Pertussis is a statutorily notifiable disease, so immunisation history and contact tracing for close contacts in the preceding three weeks of the onset of symptoms in the patient are vital. In the case reported above, this would have led to antibiotic prophylaxis being prescribed to the pregnant sister and possibly the prevention of transmission to the newborn child.
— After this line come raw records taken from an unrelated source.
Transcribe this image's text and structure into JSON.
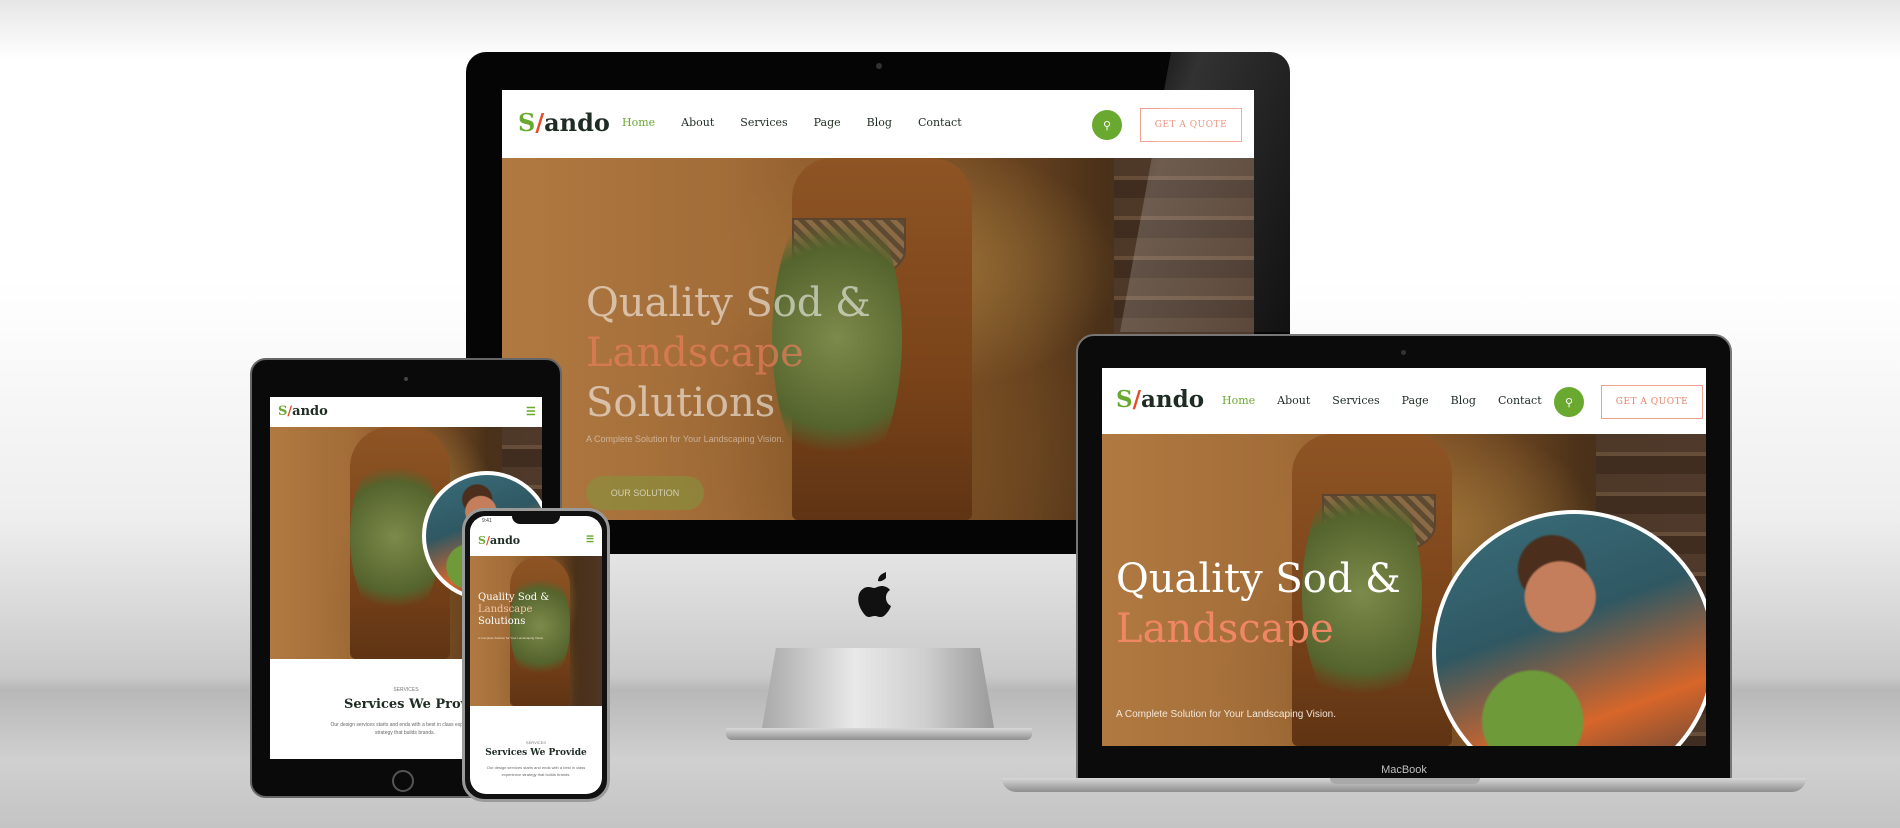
{
  "site": {
    "logo": {
      "s": "S",
      "slash": "/",
      "rest": "ando"
    },
    "nav": [
      "Home",
      "About",
      "Services",
      "Page",
      "Blog",
      "Contact"
    ],
    "active_nav": "Home",
    "quote_button": "GET A QUOTE",
    "hero": {
      "line1": "Quality Sod &",
      "line2": "Landscape",
      "line3": "Solutions",
      "subtitle": "A Complete Solution for Your Landscaping Vision.",
      "cta": "OUR SOLUTION"
    },
    "services": {
      "kicker": "SERVICES",
      "title": "Services We Provide",
      "title_cropped": "Services We Provid",
      "desc": "Our design services starts and ends with a best in class experience strategy that builds brands."
    }
  },
  "devices": {
    "laptop_label": "MacBook",
    "phone_time": "9:41"
  },
  "colors": {
    "green": "#6aa930",
    "orange": "#e24d2a",
    "dark": "#1e2c23"
  },
  "icons": [
    "search-icon",
    "apple-logo-icon",
    "hamburger-menu-icon"
  ]
}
Close contacts of pertussis cases who are either unvaccinated, partially vaccinated or under five years of age should be given erythromycin treatment or prophylaxis [6]. The low rates of laboratory confirmation seen nationally compared to the notification rates is probably due to reluctance of physicians to subject patients to a nasopharyngeal swab [8] or the fact that culture diagnosis loses sensitivity with prolonged duration of symptoms [5].
Children and adults might be infected with pertussis even if they were vaccinated in the past because both immunity following vaccination and natural infection wane over time [2]. In the UK, where vaccination coverage by two years of age is currently around 94% [9], pertussis is often overlooked as a differential diagnosis. This is particularly so in adults, as noted above. It is possible that current notification rates that are based on clinical suspicion do not reflect the true incidence of pertussis, especially in the adult population.
Conclusion
This report highlights two major issues with regards to pertussis. Firstly, that a diagnosis of pertussis should form part of the differential diagnosis in any adult with prolonged cough. The sensitivity of this case definition is as high as 84-92% [10].
Secondly, due to the high secondary attack rate associated with unimmunised household contacts, a good family history and prompt notification and testing while providing prophylaxis is crucial in avoiding infection in the most vulnerable population – unimmunised infants.